Les pays de la région MOAN doivent aussi lever les barrières commerciales interrégionales, d’autant que le volume des échanges intrarégionaux, précisément, est négligeable. Il est vital de promouvoir une plus grande liberté de circulation des biens, certes, mais aussi des services, de la main-d’œuvre et des capitaux à l’intérieur de la région dans son ensemble. La région pourrait tirer profit de l’expérience acquise par d’autres parties du monde – dont l’Europe – en matière d’intégration. La création d’emplois est directement liée à une plus grande intégration internationale, affirme l’orateur. Qui plus est, l’intégration économique régionale soulignerait encore la nécessité de réformes économiques structurelles à l’échelle de la région et contrebalancerait effectivement la mauvaise image de l’économie de marché, laquelle était trop souvent associée, sous les anciens régimes, au « capitalisme entre copains ».
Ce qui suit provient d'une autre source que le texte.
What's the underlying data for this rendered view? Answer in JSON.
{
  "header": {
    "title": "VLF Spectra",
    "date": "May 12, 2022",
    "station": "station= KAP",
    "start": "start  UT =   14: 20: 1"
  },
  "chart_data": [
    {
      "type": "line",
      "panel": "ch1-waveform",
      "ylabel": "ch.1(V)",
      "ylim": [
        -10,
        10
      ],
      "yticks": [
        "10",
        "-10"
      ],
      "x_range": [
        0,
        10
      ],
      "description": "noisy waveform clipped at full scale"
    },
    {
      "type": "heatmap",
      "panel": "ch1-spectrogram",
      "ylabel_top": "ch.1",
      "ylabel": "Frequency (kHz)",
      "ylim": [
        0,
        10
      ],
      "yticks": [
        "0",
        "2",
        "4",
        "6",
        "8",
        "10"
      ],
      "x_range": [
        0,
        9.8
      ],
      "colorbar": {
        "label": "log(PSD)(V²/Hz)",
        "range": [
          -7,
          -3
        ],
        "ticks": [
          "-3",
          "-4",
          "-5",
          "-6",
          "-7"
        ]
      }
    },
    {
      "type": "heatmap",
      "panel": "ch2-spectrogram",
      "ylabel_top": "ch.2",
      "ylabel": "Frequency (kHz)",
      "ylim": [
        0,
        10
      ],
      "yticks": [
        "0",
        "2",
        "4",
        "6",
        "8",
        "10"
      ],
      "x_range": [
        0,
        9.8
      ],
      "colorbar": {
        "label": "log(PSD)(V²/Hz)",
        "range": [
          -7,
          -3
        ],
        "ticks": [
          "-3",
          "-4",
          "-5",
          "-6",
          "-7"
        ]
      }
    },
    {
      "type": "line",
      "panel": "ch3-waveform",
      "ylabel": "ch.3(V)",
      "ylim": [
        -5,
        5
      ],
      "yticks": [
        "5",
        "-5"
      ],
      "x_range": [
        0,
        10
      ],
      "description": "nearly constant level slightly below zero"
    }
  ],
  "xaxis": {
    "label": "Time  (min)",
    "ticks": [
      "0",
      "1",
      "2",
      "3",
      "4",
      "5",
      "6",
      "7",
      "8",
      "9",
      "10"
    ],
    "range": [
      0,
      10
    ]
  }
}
Des réformes ambitieuses exigent un espace fiscal qui ne peut s’obtenir qu’au prix d’un réexamen de l’ancienne politique des subventions et, notamment, des aides d’État dans le secteur du pétrole. Ces aides absorbent, selon les estimations, de 3 à 5 % du produit intérieur brut (PIB) dans beaucoup de pays de la région MOAN; elles entraînent de graves distorsions et nuisent aux perspectives de croissance de la région. MM. Karlsson et Boucher déplorent le caractère universel des subventions aux produits pétroliers et aux denrées alimentaires, qui ne permet pas de distinguer les subventions qui sont nécessaires de celles qui ne le sont pas. Ils recommandent que les gouvernements des pays de la région octroient désormais des subventions mieux ciblées et destinées aux éléments les plus vulnérables de la société.

Pendant le débat qui suit, M. Saïd Chbaatou (Maroc) appelle l’attention sur l’existence de différences philosophiques considérables entre le monde occidental et le monde islamique : le premier n’appréhende les questions économiques qu’en fonction de certains indicateurs macroéconomiques, tandis que les peuples de la région MOAN tendent à prendre en compte d’autres aspects, moins quantifiables, de la vie économique. Les difficultés que connaît actuellement l’Occident amènent l’intervenant à penser que ce modèle comporte de graves insuffisances et qu’il ne devrait donc pas être suivi aveuglément. M. Karlsson convient que le succès économique peut être jaugé suivant des méthodes différentes, et il prend pour exemple à ce propos la Chine. Cela dit, ajoute l’intervenant, tous ces modèles reposent sur l’intégration et sur la capacité du système de faciliter les échanges de biens, de services, de capitaux et de main-d’œuvre. Il appelle les pays de la région à opter pour l’intégration et à former de facto un « nouveau groupe BRIC ».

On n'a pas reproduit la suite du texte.